Thursday, June 6, 2013

Thank You Mr. Feckless President

Part of the Dodd-Frank financial reform bill - at best a very tepid attempt to reign in the excesses of the financial industry – was the creation of the Consumer Finance Protection Bureau. The CFPB, a brainchild of Elizabeth Warren, now a senator from Massachusetts, was one of the only good things to come out of the act. Dodd-Frank’s already weak improvements in regulating the financial industry are currently being further watered down by a massive bankster lobbying effort. No matter how low the thieving banksters get, there always seems to be another moral nadir for them to plumb.
Warren was naturally slated to be nominated for the head of the CFPB, but since she’d certainly have faced stiff opposition from the Repugs, Obama was too chickenshit to nominate her. His fecklessness, in this case at least, was a great gift to the people, since Warren was then free to contest a senate seat which she won. Obama went on to nominate Richard Cordray, also a good pick for the post, but since the Repugs hate the idea of financial regulation as a matter of principle, they’re doing everything they can to block his appointment unless or until they can weaken the commission’s mandate into worthlessness.
Had Obama nominated Warren she’d be stuck in limbo, rather than be the strongest voice for banking and finance reform in the Senate. Lately she’s been pushing the idea of pegging student loan interest at the same level as what the big banks are paying. Student loan rates are soon to rise from 3.4% to 6.8% if new legislation isn’t passed. This is part of the cockamamie way politics is made in Washington, with temporary fixes to long-term problems that only require the same shit sausage to be recycled again later. Meanwhile the banks are paying 0.75% so she’s been asking why students should be paying 9 times as much interest as the banksters.
It gets worse: The US government earned a cool $51 billion from the student loan program last year. So the US is making a lot of money off of the backs of struggling students at the same time it is paying the banks to take its money. When you charge less than the rate of inflation, you are essentially giving the money away. One of the ways the banksters have been using that free money is to turn around and buy US treasuries - which are now paying about 2%. This free money is one of the reasons why the banks just posted their best profits ever.

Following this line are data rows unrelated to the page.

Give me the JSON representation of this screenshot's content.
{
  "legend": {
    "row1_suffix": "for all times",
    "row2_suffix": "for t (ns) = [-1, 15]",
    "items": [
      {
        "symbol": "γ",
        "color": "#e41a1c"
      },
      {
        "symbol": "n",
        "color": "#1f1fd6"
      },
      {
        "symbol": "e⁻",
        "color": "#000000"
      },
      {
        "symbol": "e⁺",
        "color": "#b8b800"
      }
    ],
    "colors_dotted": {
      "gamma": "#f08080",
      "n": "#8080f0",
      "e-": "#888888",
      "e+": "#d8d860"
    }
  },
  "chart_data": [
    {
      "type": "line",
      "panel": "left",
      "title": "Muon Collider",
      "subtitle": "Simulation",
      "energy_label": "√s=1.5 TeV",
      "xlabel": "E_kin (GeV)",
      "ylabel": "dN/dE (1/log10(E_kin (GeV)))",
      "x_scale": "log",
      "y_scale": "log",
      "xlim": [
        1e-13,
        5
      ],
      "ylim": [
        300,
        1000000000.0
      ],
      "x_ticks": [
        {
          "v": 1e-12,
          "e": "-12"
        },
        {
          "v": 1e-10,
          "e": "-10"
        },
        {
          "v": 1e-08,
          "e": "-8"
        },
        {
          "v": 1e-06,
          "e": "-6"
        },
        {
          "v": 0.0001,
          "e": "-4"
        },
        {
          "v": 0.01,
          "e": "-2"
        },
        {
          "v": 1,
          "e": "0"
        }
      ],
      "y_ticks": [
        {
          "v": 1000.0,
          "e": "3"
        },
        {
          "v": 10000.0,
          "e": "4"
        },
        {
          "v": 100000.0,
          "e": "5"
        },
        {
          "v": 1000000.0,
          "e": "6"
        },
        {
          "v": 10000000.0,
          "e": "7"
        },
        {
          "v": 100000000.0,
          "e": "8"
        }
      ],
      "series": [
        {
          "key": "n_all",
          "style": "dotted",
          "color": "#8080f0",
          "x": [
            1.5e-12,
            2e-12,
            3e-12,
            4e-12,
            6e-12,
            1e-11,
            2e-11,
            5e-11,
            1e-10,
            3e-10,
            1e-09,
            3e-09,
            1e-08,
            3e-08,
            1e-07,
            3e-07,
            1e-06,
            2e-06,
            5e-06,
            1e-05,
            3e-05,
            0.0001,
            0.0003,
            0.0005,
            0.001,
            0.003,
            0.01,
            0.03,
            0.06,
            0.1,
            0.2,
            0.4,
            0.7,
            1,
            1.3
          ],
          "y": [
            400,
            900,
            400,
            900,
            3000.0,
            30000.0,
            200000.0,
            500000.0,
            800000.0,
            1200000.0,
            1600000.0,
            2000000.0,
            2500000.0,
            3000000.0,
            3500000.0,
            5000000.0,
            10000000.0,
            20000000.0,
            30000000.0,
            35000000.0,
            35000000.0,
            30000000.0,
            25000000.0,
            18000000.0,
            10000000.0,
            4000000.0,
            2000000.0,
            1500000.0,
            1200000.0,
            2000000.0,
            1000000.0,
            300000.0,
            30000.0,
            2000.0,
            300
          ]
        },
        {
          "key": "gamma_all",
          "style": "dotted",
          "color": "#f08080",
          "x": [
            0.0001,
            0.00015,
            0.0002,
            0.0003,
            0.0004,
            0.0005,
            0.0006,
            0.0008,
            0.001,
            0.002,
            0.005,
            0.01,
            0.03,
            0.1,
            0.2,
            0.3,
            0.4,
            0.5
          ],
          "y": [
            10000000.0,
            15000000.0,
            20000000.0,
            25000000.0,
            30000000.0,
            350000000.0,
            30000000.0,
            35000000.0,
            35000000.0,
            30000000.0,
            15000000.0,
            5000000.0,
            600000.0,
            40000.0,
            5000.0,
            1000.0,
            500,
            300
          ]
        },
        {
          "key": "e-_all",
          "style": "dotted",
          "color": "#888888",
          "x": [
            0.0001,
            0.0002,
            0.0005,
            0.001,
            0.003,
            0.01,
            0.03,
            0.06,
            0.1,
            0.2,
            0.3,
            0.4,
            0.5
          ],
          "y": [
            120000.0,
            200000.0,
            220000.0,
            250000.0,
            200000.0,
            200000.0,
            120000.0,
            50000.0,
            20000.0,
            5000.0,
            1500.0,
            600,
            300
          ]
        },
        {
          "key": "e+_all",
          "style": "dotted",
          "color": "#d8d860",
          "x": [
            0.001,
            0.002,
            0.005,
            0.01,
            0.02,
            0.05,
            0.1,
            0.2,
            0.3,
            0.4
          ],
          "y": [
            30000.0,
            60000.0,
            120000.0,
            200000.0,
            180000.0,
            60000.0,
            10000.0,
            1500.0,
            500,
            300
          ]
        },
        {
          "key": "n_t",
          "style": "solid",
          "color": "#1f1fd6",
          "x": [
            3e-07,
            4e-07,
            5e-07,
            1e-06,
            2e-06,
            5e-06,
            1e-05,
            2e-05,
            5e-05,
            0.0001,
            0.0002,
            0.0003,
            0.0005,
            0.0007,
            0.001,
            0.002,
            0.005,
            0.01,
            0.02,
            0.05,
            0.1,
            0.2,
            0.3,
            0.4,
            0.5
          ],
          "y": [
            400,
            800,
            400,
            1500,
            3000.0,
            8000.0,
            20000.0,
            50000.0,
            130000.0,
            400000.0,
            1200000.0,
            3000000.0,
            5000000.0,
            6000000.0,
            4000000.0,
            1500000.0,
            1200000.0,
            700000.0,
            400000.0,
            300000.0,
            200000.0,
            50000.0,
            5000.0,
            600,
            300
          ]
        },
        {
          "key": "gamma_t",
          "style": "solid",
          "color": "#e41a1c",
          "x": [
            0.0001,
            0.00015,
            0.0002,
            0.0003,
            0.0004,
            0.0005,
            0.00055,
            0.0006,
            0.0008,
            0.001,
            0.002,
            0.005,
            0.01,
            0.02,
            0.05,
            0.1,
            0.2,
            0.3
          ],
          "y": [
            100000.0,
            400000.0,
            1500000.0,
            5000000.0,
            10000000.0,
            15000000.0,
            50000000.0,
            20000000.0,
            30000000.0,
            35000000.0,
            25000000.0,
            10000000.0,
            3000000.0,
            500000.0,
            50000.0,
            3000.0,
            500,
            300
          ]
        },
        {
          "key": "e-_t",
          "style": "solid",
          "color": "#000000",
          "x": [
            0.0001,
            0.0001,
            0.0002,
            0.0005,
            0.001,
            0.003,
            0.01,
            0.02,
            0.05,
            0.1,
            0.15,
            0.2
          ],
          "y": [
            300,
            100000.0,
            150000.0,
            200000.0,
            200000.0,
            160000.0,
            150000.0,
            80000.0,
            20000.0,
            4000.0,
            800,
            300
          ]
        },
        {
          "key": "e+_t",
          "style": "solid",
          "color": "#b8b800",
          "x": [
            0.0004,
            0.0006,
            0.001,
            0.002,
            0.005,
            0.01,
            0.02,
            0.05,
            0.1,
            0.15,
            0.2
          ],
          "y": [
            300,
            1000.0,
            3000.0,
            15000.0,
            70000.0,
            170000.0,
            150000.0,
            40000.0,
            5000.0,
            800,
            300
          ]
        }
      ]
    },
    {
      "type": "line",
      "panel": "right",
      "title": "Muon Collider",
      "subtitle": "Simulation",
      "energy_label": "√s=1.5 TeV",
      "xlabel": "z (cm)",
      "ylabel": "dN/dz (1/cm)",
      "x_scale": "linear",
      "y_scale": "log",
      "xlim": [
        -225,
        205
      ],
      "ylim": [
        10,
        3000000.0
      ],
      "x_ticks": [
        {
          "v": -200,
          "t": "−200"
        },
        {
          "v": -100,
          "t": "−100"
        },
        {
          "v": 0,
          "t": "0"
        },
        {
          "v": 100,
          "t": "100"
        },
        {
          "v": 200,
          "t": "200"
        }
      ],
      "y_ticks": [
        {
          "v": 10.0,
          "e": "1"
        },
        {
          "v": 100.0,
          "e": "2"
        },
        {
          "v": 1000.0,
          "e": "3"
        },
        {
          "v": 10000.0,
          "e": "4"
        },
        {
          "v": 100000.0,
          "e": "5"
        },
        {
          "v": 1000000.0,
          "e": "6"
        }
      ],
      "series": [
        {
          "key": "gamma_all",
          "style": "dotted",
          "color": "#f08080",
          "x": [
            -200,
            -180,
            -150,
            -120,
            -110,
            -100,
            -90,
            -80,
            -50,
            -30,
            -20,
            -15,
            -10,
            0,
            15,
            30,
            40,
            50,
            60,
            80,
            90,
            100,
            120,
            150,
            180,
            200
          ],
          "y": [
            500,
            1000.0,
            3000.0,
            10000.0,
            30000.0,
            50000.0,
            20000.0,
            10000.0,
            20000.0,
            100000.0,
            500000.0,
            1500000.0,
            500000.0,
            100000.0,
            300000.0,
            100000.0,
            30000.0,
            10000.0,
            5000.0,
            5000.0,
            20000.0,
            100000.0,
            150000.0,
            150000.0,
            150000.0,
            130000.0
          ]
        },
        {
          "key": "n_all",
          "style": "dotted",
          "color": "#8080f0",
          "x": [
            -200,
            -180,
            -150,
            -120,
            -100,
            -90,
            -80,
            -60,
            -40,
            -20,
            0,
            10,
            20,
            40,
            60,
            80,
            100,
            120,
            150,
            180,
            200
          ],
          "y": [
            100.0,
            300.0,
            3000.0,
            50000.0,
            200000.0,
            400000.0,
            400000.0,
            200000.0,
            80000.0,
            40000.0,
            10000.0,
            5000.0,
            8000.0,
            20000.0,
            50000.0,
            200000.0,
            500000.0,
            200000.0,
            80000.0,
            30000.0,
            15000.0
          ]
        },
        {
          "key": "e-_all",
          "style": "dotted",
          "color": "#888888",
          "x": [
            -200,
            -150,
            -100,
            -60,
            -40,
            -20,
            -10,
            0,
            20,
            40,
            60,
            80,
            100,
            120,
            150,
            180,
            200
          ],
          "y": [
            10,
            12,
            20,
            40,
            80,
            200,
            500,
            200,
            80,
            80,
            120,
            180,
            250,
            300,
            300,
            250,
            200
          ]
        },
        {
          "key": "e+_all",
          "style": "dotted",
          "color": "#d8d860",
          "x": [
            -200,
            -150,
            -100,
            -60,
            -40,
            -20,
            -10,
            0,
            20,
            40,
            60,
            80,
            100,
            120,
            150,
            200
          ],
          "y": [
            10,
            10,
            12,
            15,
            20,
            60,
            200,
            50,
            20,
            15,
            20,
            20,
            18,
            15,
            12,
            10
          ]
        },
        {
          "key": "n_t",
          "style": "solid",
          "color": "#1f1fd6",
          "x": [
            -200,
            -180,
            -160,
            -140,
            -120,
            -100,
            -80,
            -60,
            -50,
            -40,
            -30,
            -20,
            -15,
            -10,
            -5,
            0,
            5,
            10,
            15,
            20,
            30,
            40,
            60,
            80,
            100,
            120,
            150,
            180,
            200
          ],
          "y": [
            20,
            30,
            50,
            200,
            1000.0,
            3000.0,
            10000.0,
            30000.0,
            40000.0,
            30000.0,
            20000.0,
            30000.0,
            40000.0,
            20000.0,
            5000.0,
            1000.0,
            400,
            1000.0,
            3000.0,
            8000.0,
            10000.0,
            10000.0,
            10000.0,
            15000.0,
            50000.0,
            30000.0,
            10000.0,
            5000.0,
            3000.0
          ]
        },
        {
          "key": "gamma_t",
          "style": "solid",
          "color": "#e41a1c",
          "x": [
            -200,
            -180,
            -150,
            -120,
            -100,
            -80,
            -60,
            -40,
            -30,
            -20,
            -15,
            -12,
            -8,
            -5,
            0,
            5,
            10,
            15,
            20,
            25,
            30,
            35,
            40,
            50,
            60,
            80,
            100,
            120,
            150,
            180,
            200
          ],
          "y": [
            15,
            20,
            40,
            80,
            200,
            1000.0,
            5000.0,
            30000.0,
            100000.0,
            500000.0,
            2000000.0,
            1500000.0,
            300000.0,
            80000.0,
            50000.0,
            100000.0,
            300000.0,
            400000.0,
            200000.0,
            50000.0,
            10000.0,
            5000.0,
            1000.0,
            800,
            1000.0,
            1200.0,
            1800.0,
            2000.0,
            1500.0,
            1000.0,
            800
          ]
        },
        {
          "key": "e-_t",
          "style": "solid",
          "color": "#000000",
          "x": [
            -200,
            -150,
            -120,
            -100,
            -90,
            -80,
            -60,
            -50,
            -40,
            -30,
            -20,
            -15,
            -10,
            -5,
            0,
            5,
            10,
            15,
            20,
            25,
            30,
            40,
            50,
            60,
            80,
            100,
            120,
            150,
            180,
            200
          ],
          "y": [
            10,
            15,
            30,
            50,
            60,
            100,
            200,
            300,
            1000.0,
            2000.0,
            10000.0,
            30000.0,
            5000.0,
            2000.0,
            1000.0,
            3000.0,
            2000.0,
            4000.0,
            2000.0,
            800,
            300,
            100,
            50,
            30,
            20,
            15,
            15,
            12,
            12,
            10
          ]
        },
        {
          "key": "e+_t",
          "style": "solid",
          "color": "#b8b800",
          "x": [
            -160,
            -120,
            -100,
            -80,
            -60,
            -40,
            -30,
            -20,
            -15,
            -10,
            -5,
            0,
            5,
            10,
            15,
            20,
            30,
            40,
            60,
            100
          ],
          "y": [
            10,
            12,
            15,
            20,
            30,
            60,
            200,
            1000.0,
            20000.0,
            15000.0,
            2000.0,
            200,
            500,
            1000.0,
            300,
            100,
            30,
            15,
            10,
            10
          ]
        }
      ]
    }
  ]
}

Senator Warren will hold their feet to the fire. They’ll get away with their shenanigans for now because they own the government, but Warren will be relentless in changing the paradigm and I dare say, if she chose to run for president in 2016 she’d give Hillary a run for her money.
So thank you Mr. Feckless President for giving us Senator Elizabeth Warren.
Student loan debt, at $1.1 trillion, now exceeds credit card debt, with the average student owing about $27,000 at graduation. What’s more, student loan debt cannot be written off in bankruptcy, except in very rare circumstances. A lot of that debt has been taken on because government is no longer willing to support higher education to the extent it once was or should be. After all, an educated citizenry is one of the primary goals of society, so it makes no sense to punish people who seek a higher education who don’t happen to have rich parents. Anytime anyone who could benefit from higher education is denied the opportunity, the whole society loses.
In some European countries, students who qualify for public universities not only do not pay tuition but also receive a stipend to allow them to concentrate on their studies. I graduated from City College (now University) of New York, while working 30 hours a week and single parenting. It was very tough, but it would have been impossible if I’d had to pay tuition. At the time, back in the sixties, tuition was free, I only had to pay a small student fee and buy textbooks. Today there are no (that I know of) free public institutions of higher learning in America, and many of them are not just charging tuition but charging a lot.
Charging high tuition at public colleges and gouging of student borrowers is part of the trend in the last 30 years of the 1% not being willing to pay their fair share of the cost of a healthy and educated society. Personal responsibility, they scream, while they pad their own deep pockets with tax breaks and corporate welfare. They bankrupt their banks by making casino bets with the people’s money, knowing Joe Schmo, the US taxpayer, will bail them out, while they rail against the 47% who only want government handouts for inconsequential things like food, health care, shelter, education. Congress wants to cut back on the food stamp program, literally taking food out of the mouths of children, to save a few billion dollars, while refusing to consider a very small stock transaction tax - 0.5% - that would yield $350 billion a year.
One Repug congressman working hard to cut slothful unworthy takers off of food stamps, is himself a very big benefactor of farmer’s welfare programs, the biggest receiver of farm aid in his state. But, of course, that’s somehow different.
In fact, the Repugs only control the House of Representatives by a wide margin because of efficient gerrymandering, since Dumbo candidates for the house received more votes in total than the Repugs. That disconnect doesn’t happen only in the US: in the recent Malaysian election the ruling party won 60% of the seats even though the opposition won the popular vote. Democracy is sloppy, but that’s unfortunately all we have to work with.
Meanwhile there are individuals like Elizabeth Warren who rise up to make great changes in spite of the built-in disadvantages of the political systems they are forced to work with.